Intelligente Haut zum Schutz von Robotern im Weltraum

Das Potenzial von Robotern in der Weltraumforschung ist enorm. Sie können bei allem helfen, von der Rohstoffgewinnung auf dem Mond bis hin zur Wartung von Raumstationen und Satelliten oder der aktiven Beseitigung von Weltraummüll. Dies erfordert jedoch, dass die Roboter extrem robust und für den Einsatz in den extremen Umgebungen auf dem Mond, dem Mars und im Orbit gerüstet sind.
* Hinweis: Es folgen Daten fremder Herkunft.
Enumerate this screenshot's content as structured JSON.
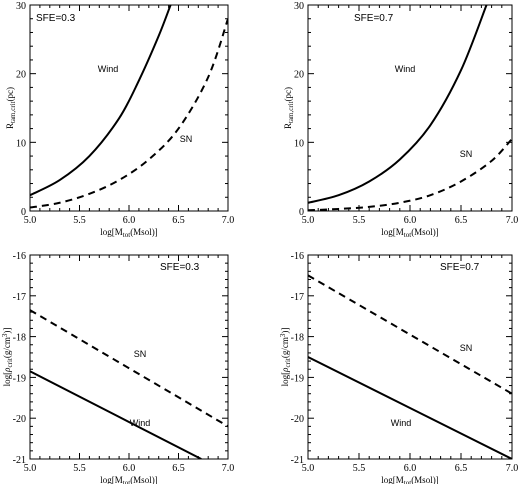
{
  "chart_data": [
    {
      "type": "line",
      "annotation": "SFE=0.3",
      "xlabel": "log[M_tot(Msol)]",
      "ylabel": "R_tam,crit(pc)",
      "xlim": [
        5.0,
        7.0
      ],
      "ylim": [
        0,
        30
      ],
      "xticks": [
        "5.0",
        "5.5",
        "6.0",
        "6.5",
        "7.0"
      ],
      "yticks": [
        "0",
        "10",
        "20",
        "30"
      ],
      "series": [
        {
          "name": "Wind",
          "style": "solid",
          "x": [
            5.0,
            5.3,
            5.6,
            5.9,
            6.1,
            6.3,
            6.42
          ],
          "y": [
            2.3,
            4.5,
            8.0,
            13.5,
            19.0,
            25.5,
            30.0
          ]
        },
        {
          "name": "SN",
          "style": "dashed",
          "x": [
            5.0,
            5.3,
            5.6,
            5.9,
            6.2,
            6.5,
            6.8,
            7.0
          ],
          "y": [
            0.5,
            1.2,
            2.5,
            4.5,
            7.5,
            12.0,
            19.5,
            28.0
          ]
        }
      ]
    },
    {
      "type": "line",
      "annotation": "SFE=0.7",
      "xlabel": "log[M_tot(Msol)]",
      "ylabel": "R_tam,crit(pc)",
      "xlim": [
        5.0,
        7.0
      ],
      "ylim": [
        0,
        30
      ],
      "xticks": [
        "5.0",
        "5.5",
        "6.0",
        "6.5",
        "7.0"
      ],
      "yticks": [
        "0",
        "10",
        "20",
        "30"
      ],
      "series": [
        {
          "name": "Wind",
          "style": "solid",
          "x": [
            5.0,
            5.3,
            5.6,
            5.9,
            6.2,
            6.5,
            6.75
          ],
          "y": [
            1.2,
            2.3,
            4.3,
            7.5,
            12.5,
            20.5,
            30.0
          ]
        },
        {
          "name": "SN",
          "style": "dashed",
          "x": [
            5.0,
            5.3,
            5.6,
            5.9,
            6.2,
            6.5,
            6.8,
            7.0
          ],
          "y": [
            0.1,
            0.3,
            0.6,
            1.2,
            2.3,
            4.3,
            7.3,
            10.5
          ]
        }
      ]
    },
    {
      "type": "line",
      "annotation": "SFE=0.3",
      "xlabel": "log[M_tot(Msol)]",
      "ylabel": "log[ρ_crit(g/cm³)]",
      "xlim": [
        5.0,
        7.0
      ],
      "ylim": [
        -21,
        -16
      ],
      "xticks": [
        "5.0",
        "5.5",
        "6.0",
        "6.5",
        "7.0"
      ],
      "yticks": [
        "-21",
        "-20",
        "-19",
        "-18",
        "-17",
        "-16"
      ],
      "series": [
        {
          "name": "Wind",
          "style": "solid",
          "x": [
            5.0,
            6.73
          ],
          "y": [
            -18.85,
            -21.0
          ]
        },
        {
          "name": "SN",
          "style": "dashed",
          "x": [
            5.0,
            7.0
          ],
          "y": [
            -17.35,
            -20.2
          ]
        }
      ]
    },
    {
      "type": "line",
      "annotation": "SFE=0.7",
      "xlabel": "log[M_tot(Msol)]",
      "ylabel": "log[ρ_crit(g/cm³)]",
      "xlim": [
        5.0,
        7.0
      ],
      "ylim": [
        -21,
        -16
      ],
      "xticks": [
        "5.0",
        "5.5",
        "6.0",
        "6.5",
        "7.0"
      ],
      "yticks": [
        "-21",
        "-20",
        "-19",
        "-18",
        "-17",
        "-16"
      ],
      "series": [
        {
          "name": "Wind",
          "style": "solid",
          "x": [
            5.0,
            7.0
          ],
          "y": [
            -18.5,
            -21.0
          ]
        },
        {
          "name": "SN",
          "style": "dashed",
          "x": [
            5.0,
            7.0
          ],
          "y": [
            -16.5,
            -19.4
          ]
        }
      ]
    }
  ]
}
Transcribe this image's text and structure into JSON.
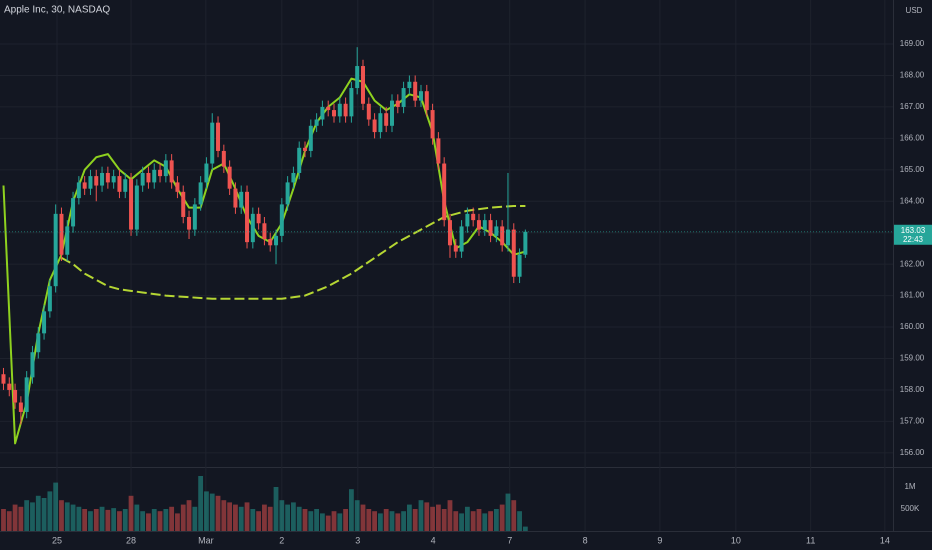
{
  "chart_data": {
    "type": "candlestick",
    "title": "Apple Inc, 30, NASDAQ",
    "currency": "USD",
    "last_price": 163.03,
    "countdown": "22:43",
    "up_color": "#26a69a",
    "down_color": "#ef5350",
    "xlim": [
      -0.6,
      153.4
    ],
    "xticks": [
      {
        "value": 9.23,
        "label": "25"
      },
      {
        "value": 22.0,
        "label": "28"
      },
      {
        "value": 34.9,
        "label": "Mar"
      },
      {
        "value": 48.0,
        "label": "2"
      },
      {
        "value": 61.1,
        "label": "3"
      },
      {
        "value": 74.1,
        "label": "4"
      },
      {
        "value": 87.3,
        "label": "7"
      },
      {
        "value": 100.3,
        "label": "8"
      },
      {
        "value": 113.2,
        "label": "9"
      },
      {
        "value": 126.3,
        "label": "10"
      },
      {
        "value": 139.2,
        "label": "11"
      },
      {
        "value": 152.0,
        "label": "14"
      }
    ],
    "ylim": [
      155.55,
      170.4
    ],
    "yticks": [
      {
        "value": 156,
        "label": "156.00"
      },
      {
        "value": 157,
        "label": "157.00"
      },
      {
        "value": 158,
        "label": "158.00"
      },
      {
        "value": 159,
        "label": "159.00"
      },
      {
        "value": 160,
        "label": "160.00"
      },
      {
        "value": 161,
        "label": "161.00"
      },
      {
        "value": 162,
        "label": "162.00"
      },
      {
        "value": 163,
        "label": "163.00"
      },
      {
        "value": 164,
        "label": "164.00"
      },
      {
        "value": 165,
        "label": "165.00"
      },
      {
        "value": 166,
        "label": "166.00"
      },
      {
        "value": 167,
        "label": "167.00"
      },
      {
        "value": 168,
        "label": "168.00"
      },
      {
        "value": 169,
        "label": "169.00"
      }
    ],
    "volume_ylim": [
      0,
      1386000
    ],
    "volume_yticks": [
      {
        "value": 500000,
        "label": "500K"
      },
      {
        "value": 1000000,
        "label": "1M"
      }
    ],
    "grid": true,
    "open": [
      158.5,
      158.2,
      158.0,
      157.6,
      157.3,
      158.4,
      159.2,
      159.8,
      160.5,
      161.3,
      163.6,
      162.3,
      163.2,
      164.1,
      164.6,
      164.4,
      164.8,
      164.5,
      164.9,
      164.6,
      164.8,
      164.3,
      164.7,
      163.1,
      164.5,
      164.9,
      164.6,
      165.0,
      164.8,
      165.3,
      164.6,
      164.3,
      163.5,
      163.1,
      163.9,
      164.6,
      165.2,
      166.5,
      165.6,
      165.1,
      164.4,
      163.8,
      164.3,
      162.7,
      163.6,
      163.3,
      162.8,
      162.6,
      162.9,
      163.9,
      164.6,
      164.9,
      165.7,
      165.6,
      166.4,
      166.6,
      167.0,
      166.9,
      166.7,
      167.1,
      166.7,
      167.6,
      168.3,
      167.1,
      166.6,
      166.2,
      166.8,
      166.4,
      167.2,
      167.0,
      167.6,
      167.8,
      167.2,
      167.5,
      166.9,
      166.0,
      165.2,
      163.4,
      162.6,
      162.4,
      163.2,
      163.6,
      163.4,
      163.1,
      163.4,
      162.9,
      163.2,
      162.6,
      163.1,
      161.6,
      162.3
    ],
    "high": [
      158.7,
      158.4,
      158.2,
      157.8,
      158.6,
      159.4,
      160.0,
      160.7,
      161.5,
      163.9,
      163.8,
      163.4,
      164.3,
      164.8,
      164.8,
      165.0,
      165.0,
      165.1,
      165.1,
      165.0,
      165.0,
      164.9,
      164.9,
      164.7,
      165.1,
      165.1,
      165.2,
      165.2,
      165.5,
      165.5,
      164.8,
      164.5,
      163.7,
      164.1,
      164.8,
      165.4,
      166.8,
      166.7,
      165.8,
      165.3,
      164.6,
      164.5,
      164.5,
      163.8,
      163.8,
      163.5,
      163.0,
      163.1,
      164.1,
      164.8,
      165.1,
      165.9,
      165.9,
      166.6,
      166.8,
      167.2,
      167.2,
      167.1,
      167.3,
      167.3,
      167.8,
      168.9,
      168.5,
      167.3,
      166.8,
      167.0,
      167.0,
      167.4,
      167.4,
      167.8,
      168.0,
      168.0,
      167.7,
      167.7,
      167.1,
      166.2,
      165.4,
      163.6,
      162.8,
      163.4,
      163.8,
      163.8,
      163.6,
      163.6,
      163.6,
      163.4,
      163.4,
      164.9,
      163.3,
      162.5,
      163.1
    ],
    "low": [
      158.0,
      157.8,
      157.4,
      156.9,
      157.1,
      158.2,
      159.0,
      159.6,
      160.3,
      161.1,
      162.1,
      162.1,
      163.0,
      163.9,
      164.2,
      164.2,
      164.0,
      164.3,
      164.4,
      164.4,
      164.1,
      164.1,
      162.9,
      162.9,
      164.3,
      164.4,
      164.4,
      164.6,
      164.6,
      164.4,
      164.1,
      163.3,
      162.8,
      162.9,
      163.7,
      164.4,
      165.0,
      165.4,
      164.9,
      164.2,
      163.6,
      163.6,
      162.5,
      162.5,
      163.1,
      162.6,
      162.4,
      162.0,
      162.7,
      163.7,
      164.4,
      164.7,
      165.4,
      165.4,
      166.2,
      166.4,
      166.7,
      166.5,
      166.5,
      166.5,
      166.5,
      167.4,
      166.9,
      166.4,
      166.0,
      166.0,
      166.2,
      166.2,
      166.8,
      166.8,
      167.4,
      167.0,
      167.0,
      166.7,
      165.8,
      165.0,
      163.2,
      162.2,
      162.2,
      162.2,
      163.0,
      163.2,
      162.9,
      162.9,
      162.7,
      162.7,
      162.4,
      162.4,
      161.4,
      161.4,
      162.2
    ],
    "close": [
      158.2,
      158.0,
      157.6,
      157.3,
      158.4,
      159.2,
      159.8,
      160.5,
      161.3,
      163.6,
      162.3,
      163.2,
      164.1,
      164.6,
      164.4,
      164.8,
      164.5,
      164.9,
      164.6,
      164.8,
      164.3,
      164.7,
      163.1,
      164.5,
      164.9,
      164.6,
      165.0,
      164.8,
      165.3,
      164.6,
      164.3,
      163.5,
      163.1,
      163.9,
      164.6,
      165.2,
      166.5,
      165.6,
      165.1,
      164.4,
      163.8,
      164.3,
      162.7,
      163.6,
      163.3,
      162.8,
      162.6,
      162.9,
      163.9,
      164.6,
      164.9,
      165.7,
      165.6,
      166.4,
      166.6,
      167.0,
      166.9,
      166.7,
      167.1,
      166.7,
      167.6,
      168.3,
      167.1,
      166.6,
      166.2,
      166.8,
      166.4,
      167.2,
      167.0,
      167.6,
      167.8,
      167.2,
      167.5,
      166.9,
      166.0,
      165.2,
      163.4,
      162.6,
      162.4,
      163.2,
      163.6,
      163.4,
      163.1,
      163.4,
      162.9,
      163.2,
      162.6,
      163.1,
      161.6,
      162.3,
      163.03
    ],
    "volume": [
      500000,
      450000,
      600000,
      550000,
      700000,
      650000,
      800000,
      750000,
      900000,
      1100000,
      700000,
      650000,
      600000,
      550000,
      500000,
      450000,
      500000,
      550000,
      480000,
      520000,
      450000,
      500000,
      800000,
      600000,
      450000,
      400000,
      500000,
      450000,
      500000,
      550000,
      400000,
      600000,
      700000,
      550000,
      1250000,
      900000,
      850000,
      800000,
      700000,
      650000,
      600000,
      550000,
      650000,
      500000,
      450000,
      600000,
      550000,
      1000000,
      700000,
      600000,
      650000,
      550000,
      500000,
      450000,
      500000,
      400000,
      350000,
      450000,
      400000,
      500000,
      950000,
      700000,
      600000,
      500000,
      450000,
      400000,
      500000,
      450000,
      400000,
      450000,
      600000,
      500000,
      700000,
      650000,
      550000,
      600000,
      500000,
      700000,
      450000,
      400000,
      550000,
      450000,
      500000,
      400000,
      450000,
      500000,
      600000,
      850000,
      700000,
      450000,
      100000
    ],
    "series": [
      {
        "color": "#8ed11f",
        "dashed": false,
        "x": [
          0,
          2,
          4,
          6,
          8,
          10,
          12,
          14,
          16,
          18,
          20,
          22,
          24,
          26,
          28,
          30,
          32,
          34,
          36,
          38,
          40,
          42,
          44,
          46,
          48,
          50,
          52,
          54,
          56,
          58,
          60,
          62,
          64,
          66,
          68,
          70,
          72,
          74,
          76,
          78,
          80,
          82,
          84,
          86,
          88,
          90
        ],
        "values": [
          164.5,
          156.3,
          157.6,
          159.8,
          161.5,
          162.3,
          164.0,
          165.0,
          165.4,
          165.5,
          165.0,
          164.7,
          165.0,
          165.3,
          165.1,
          164.4,
          163.8,
          163.8,
          165.0,
          165.2,
          164.4,
          163.5,
          162.9,
          162.7,
          163.3,
          164.4,
          165.6,
          166.5,
          167.0,
          167.3,
          167.9,
          167.8,
          167.2,
          166.9,
          167.1,
          167.4,
          167.3,
          166.2,
          164.0,
          162.5,
          162.7,
          163.2,
          163.0,
          162.7,
          162.3,
          162.4
        ]
      },
      {
        "color": "#b5d633",
        "dashed": true,
        "x": [
          10,
          12,
          14,
          16,
          18,
          20,
          24,
          28,
          32,
          36,
          40,
          44,
          48,
          52,
          56,
          60,
          64,
          68,
          72,
          76,
          80,
          84,
          88,
          90
        ],
        "values": [
          162.2,
          162.0,
          161.7,
          161.5,
          161.3,
          161.2,
          161.1,
          161.0,
          160.95,
          160.9,
          160.9,
          160.9,
          160.9,
          161.0,
          161.3,
          161.7,
          162.2,
          162.7,
          163.1,
          163.5,
          163.7,
          163.8,
          163.85,
          163.85
        ]
      }
    ]
  }
}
Die Europäische Weltraumorganisation (ESA) hat nun ein paneuropäisches Konsortium unter der Leitung des Danish Technological Institute (DTI) beauftragt, die nächste Generation einer Schutzhülle für Roboterarme zu entwickeln, um sie gegen abrasiven Staub, intensive Sonneneinstrahlung und Temperaturen zwischen -150 °C und +120 °C zu schützen. Das Projekt trägt den Namen „Smart Skin for Exploration Cobots“ und zielt darauf ab, die Technologie so weit voranzubringen, dass sie unter weltraumähnlichen Bedingungen demonstriert werden kann. Es soll den Weg für kostengünstigere Roboter im Weltraum ebnen und gleichzeitig Potenzial für Anwendungen auf der Erde bieten. Kernstück der Smart-Skin-Technologie ist ein 3D-gedrucktes Gerüst, das am Roboterarm montiert werden kann. Es dient als Plattform für vier integrierte Funktionen: eine Wärme- und Staubschutzschicht, die vor extremen Temperaturschwankungen und dem Eindringen von abrasivem Staub schützt; flexible Strom- und Datenkabel; Sensoren, die Kollisionen erkennen und verhindern können; sowie Funktionen, die die Mensch-Maschine-Interaktion verbessern.
Die Firma Admatis (Ungarn) entwickelt den Wärmeschutz, während PIAP Space (Polen) und Redwire Space Europe (Luxemburg) ihr Fachwissen und ihre Roboterarme zur Verfügung stellen – dieselben Arme, die derzeit für die bevorstehenden Mondmissionen der ESA entwickelt werden.